Этим коротким словесным выпадом Орд словно бы прорвал наброшенную на него тонкую многоречивую сеть, но репортер, не мешкая, последовал за ним на новую территорию, суровую и оголенную, как боксерский ринг:
– Но вы же на нем летали. Я не в том смысле, что Шуман летает так же хорошо, как вы; я думаю, никто так хорошо не летает, хотя мое мнение – это не мнение даже, просто впечатление от часового полета, в который вы меня взяли. Но Шуман может летать на всем, что вообще способно подняться в воздух. Я в это верю. А допуск мы получим; лицензия-то еще действует.
– Да, действует. Но она только потому еще не аннулирована, что министерство знает: я не позволю ему оторваться от земли. Мало ее аннулировать, эту лицензию; ее надо разорвать на клочки и сжечь, уничтожить, как бешеную собаку. Нет-нет. Не дам я эту машину. Мне жаль Шумана, но не так жаль, как было бы завтра вечером, если бы завтра днем он гробанулся в этой машине у Фейнмана на аэродроме.
– Но послушайте, Мэтт… – сказал репортер, затем умолк. Он говорил негромко и не сказать, чтобы очень уж настойчиво; однако при этом создавалось впечатление, что, хотя он давно уже окончательно обессилел, в невесомости своей он все еще цел, как летучее семя одуванчика, движущееся без ветра. В мягком розовом комнатном свете его лицо выглядело изможденней обычного, как будто после излишеств прошедшей ночи внутреннее пламя его жизни за неимением иного топлива питалось уже изнанкой его кожи, истончая ее и делая все более и более прозрачной, как изготовляют пергамент. Что его лицо выражало, было теперь совершенно невозможно понять. – Выходит, даже если бы мы могли получить допуск, вы все равно не позволили бы Шуману лететь.
– Точно, – сказал Орд. – Да, конечно, я жестко с ним поступаю. Это так. Но не самоубийца же он все-таки.

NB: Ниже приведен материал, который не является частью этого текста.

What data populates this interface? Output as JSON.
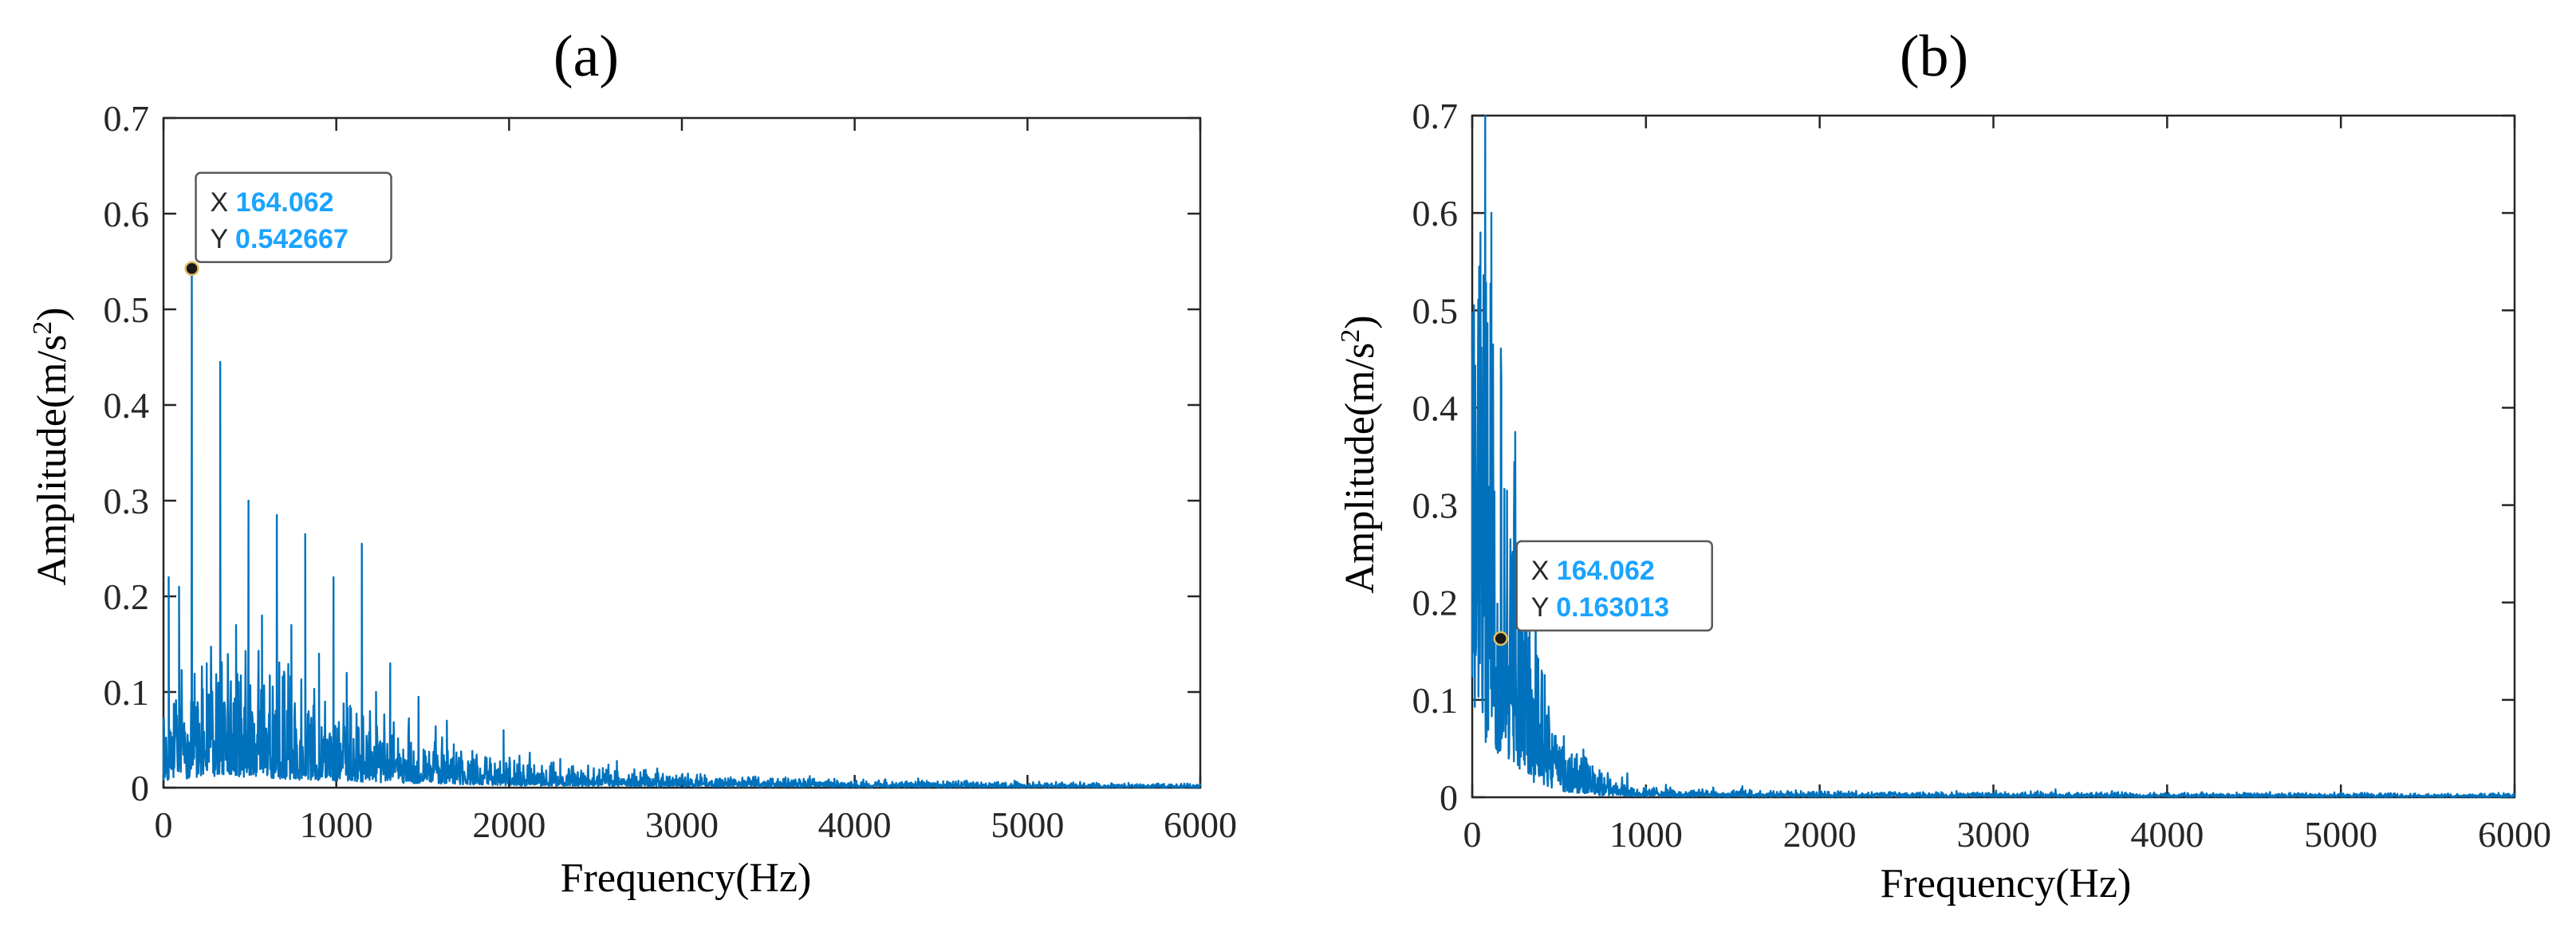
{
  "chart_data": [
    {
      "panel_label": "(a)",
      "type": "line",
      "xlabel": "Frequency(Hz)",
      "ylabel": "Amplitude(m/s2)",
      "ylabel_base": "Amplitude(m/s",
      "ylabel_sup": "2",
      "ylabel_close": ")",
      "xlim": [
        0,
        6000
      ],
      "ylim": [
        0,
        0.7
      ],
      "xticks": [
        0,
        1000,
        2000,
        3000,
        4000,
        5000,
        6000
      ],
      "yticks": [
        0,
        0.1,
        0.2,
        0.3,
        0.4,
        0.5,
        0.6,
        0.7
      ],
      "ytick_labels": [
        "0",
        "0.1",
        "0.2",
        "0.3",
        "0.4",
        "0.5",
        "0.6",
        "0.7"
      ],
      "series_color": "#0072BD",
      "peaks": [
        {
          "x": 30,
          "y": 0.22
        },
        {
          "x": 90,
          "y": 0.21
        },
        {
          "x": 164.062,
          "y": 0.542667
        },
        {
          "x": 250,
          "y": 0.13
        },
        {
          "x": 328,
          "y": 0.445
        },
        {
          "x": 420,
          "y": 0.17
        },
        {
          "x": 492,
          "y": 0.3
        },
        {
          "x": 570,
          "y": 0.18
        },
        {
          "x": 656,
          "y": 0.285
        },
        {
          "x": 740,
          "y": 0.17
        },
        {
          "x": 820,
          "y": 0.265
        },
        {
          "x": 900,
          "y": 0.14
        },
        {
          "x": 984,
          "y": 0.22
        },
        {
          "x": 1060,
          "y": 0.12
        },
        {
          "x": 1148,
          "y": 0.255
        },
        {
          "x": 1230,
          "y": 0.1
        },
        {
          "x": 1312,
          "y": 0.13
        },
        {
          "x": 1476,
          "y": 0.095
        },
        {
          "x": 1640,
          "y": 0.07
        },
        {
          "x": 1968,
          "y": 0.06
        },
        {
          "x": 2296,
          "y": 0.03
        },
        {
          "x": 2624,
          "y": 0.028
        }
      ],
      "envelope": [
        {
          "x": 0,
          "y": 0.05
        },
        {
          "x": 300,
          "y": 0.08
        },
        {
          "x": 800,
          "y": 0.055
        },
        {
          "x": 1300,
          "y": 0.035
        },
        {
          "x": 2000,
          "y": 0.015
        },
        {
          "x": 3000,
          "y": 0.007
        },
        {
          "x": 4000,
          "y": 0.004
        },
        {
          "x": 6000,
          "y": 0.002
        }
      ],
      "datatip": {
        "x": 164.062,
        "y": 0.542667,
        "x_label": "X",
        "x_value": "164.062",
        "y_label": "Y",
        "y_value": "0.542667"
      }
    },
    {
      "panel_label": "(b)",
      "type": "line",
      "xlabel": "Frequency(Hz)",
      "ylabel": "Amplitude(m/s2)",
      "ylabel_base": "Amplitude(m/s",
      "ylabel_sup": "2",
      "ylabel_close": ")",
      "xlim": [
        0,
        6000
      ],
      "ylim": [
        0,
        0.7
      ],
      "xticks": [
        0,
        1000,
        2000,
        3000,
        4000,
        5000,
        6000
      ],
      "yticks": [
        0,
        0.1,
        0.2,
        0.3,
        0.4,
        0.5,
        0.6,
        0.7
      ],
      "ytick_labels": [
        "0",
        "0.1",
        "0.2",
        "0.3",
        "0.4",
        "0.5",
        "0.6",
        "0.7"
      ],
      "series_color": "#0072BD",
      "peaks": [
        {
          "x": 40,
          "y": 0.545
        },
        {
          "x": 80,
          "y": 0.47
        },
        {
          "x": 120,
          "y": 0.465
        },
        {
          "x": 164.062,
          "y": 0.163013
        },
        {
          "x": 200,
          "y": 0.315
        },
        {
          "x": 240,
          "y": 0.28
        },
        {
          "x": 290,
          "y": 0.19
        },
        {
          "x": 330,
          "y": 0.17
        },
        {
          "x": 400,
          "y": 0.1
        },
        {
          "x": 460,
          "y": 0.065
        },
        {
          "x": 560,
          "y": 0.04
        },
        {
          "x": 660,
          "y": 0.035
        },
        {
          "x": 760,
          "y": 0.02
        },
        {
          "x": 1000,
          "y": 0.01
        }
      ],
      "envelope": [
        {
          "x": 0,
          "y": 0.36
        },
        {
          "x": 150,
          "y": 0.3
        },
        {
          "x": 250,
          "y": 0.2
        },
        {
          "x": 350,
          "y": 0.1
        },
        {
          "x": 500,
          "y": 0.04
        },
        {
          "x": 750,
          "y": 0.012
        },
        {
          "x": 1000,
          "y": 0.005
        },
        {
          "x": 2000,
          "y": 0.003
        },
        {
          "x": 6000,
          "y": 0.002
        }
      ],
      "datatip": {
        "x": 164.062,
        "y": 0.163013,
        "x_label": "X",
        "x_value": "164.062",
        "y_label": "Y",
        "y_value": "0.163013"
      }
    }
  ]
}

– Пожалуй, – сказал репортер. – До той точки, когда человек ничем, кроме смерти, не довольствуется, он еще не дошел. Ладно, поедем-ка мы обратно в город.
– Оставайтесь ужинать, – предложил Орд. – Я сказал жене, что вы…

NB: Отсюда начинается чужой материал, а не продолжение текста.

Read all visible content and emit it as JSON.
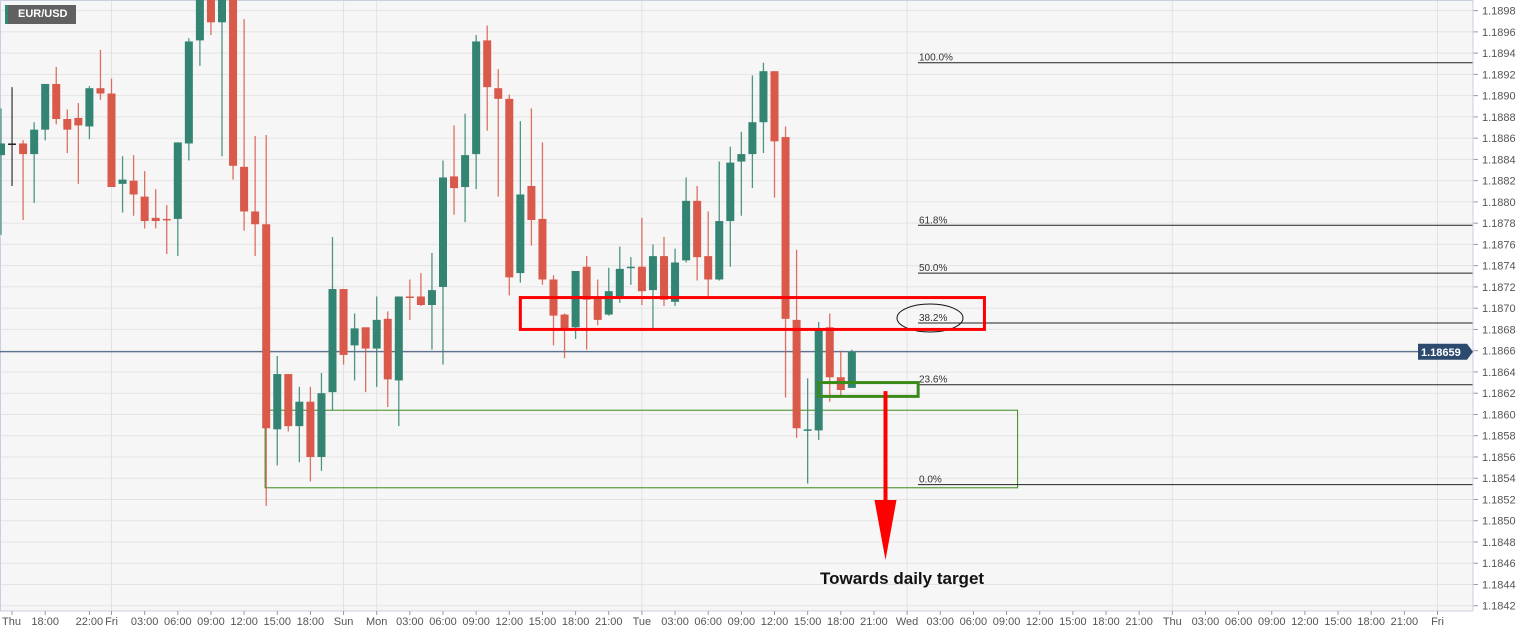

– Нет, двинемся, пора, – сказал репортер. – Похоже, завтра нам весь день только завтракать, обедать да ужинать.
– Мы можем поесть, а потом поехать в ангар, там я покажу вам машину и попытаюсь объяснить…
– Это все прекрасно, – сказал репортер вежливым тоном. – Но нас интересует только такая машина, какую Шуман мог бы видеть изнутри кабины завтра в три часа дня. В общем, извините за беспокойство.
Железнодорожная станция была недалеко; по тихой усыпанной гравием сельской улице они шли в темноте франсианского февраля, уже напоенного весной – франсианской весной, которая возникает почти что из бабьего лета наподобие чересчур поспешного театрального воскресения, вышедшего на аплодисменты еще до того, как трупное окоченение успело отвесить поклон; весной, когда случающийся раз в десятилетие мороз бьет по распустившимся цветам и раскрывающимся почкам. Они шли молча – даже репортер перестал разглагольствовать, – два человека, у которых трудно было найти что-либо общее, кроме дарованного репортером кратковременного безмолвия, – один летучий, иррациональный, призрачно проникающий сквозь все границы, сквозь все рамки плоти и времени и лишенный, как призрак, всякого собственного веса и объема, вследствие чего он мог оказаться где угодно, примазаться к чему угодно и стать для того или иного предсказуемого в его отсутствие круга предсказуемых людей последней каплей нежданного сдвига, а то и катастрофы; другой фатально и сумрачно устремленный всегда в одном направлении без малейшей интроверсии, без малейшей способности к объективации и рациональному рассуждению, как если бы, подобно мотору, машине, ради которой он, казалось, существовал, он мог двигаться, функционировать только в парах бензина и под пленкой масла, – два человека, действующие сейчас заодно и могущие именно благодаря своему несходству достичь почти что любой цели.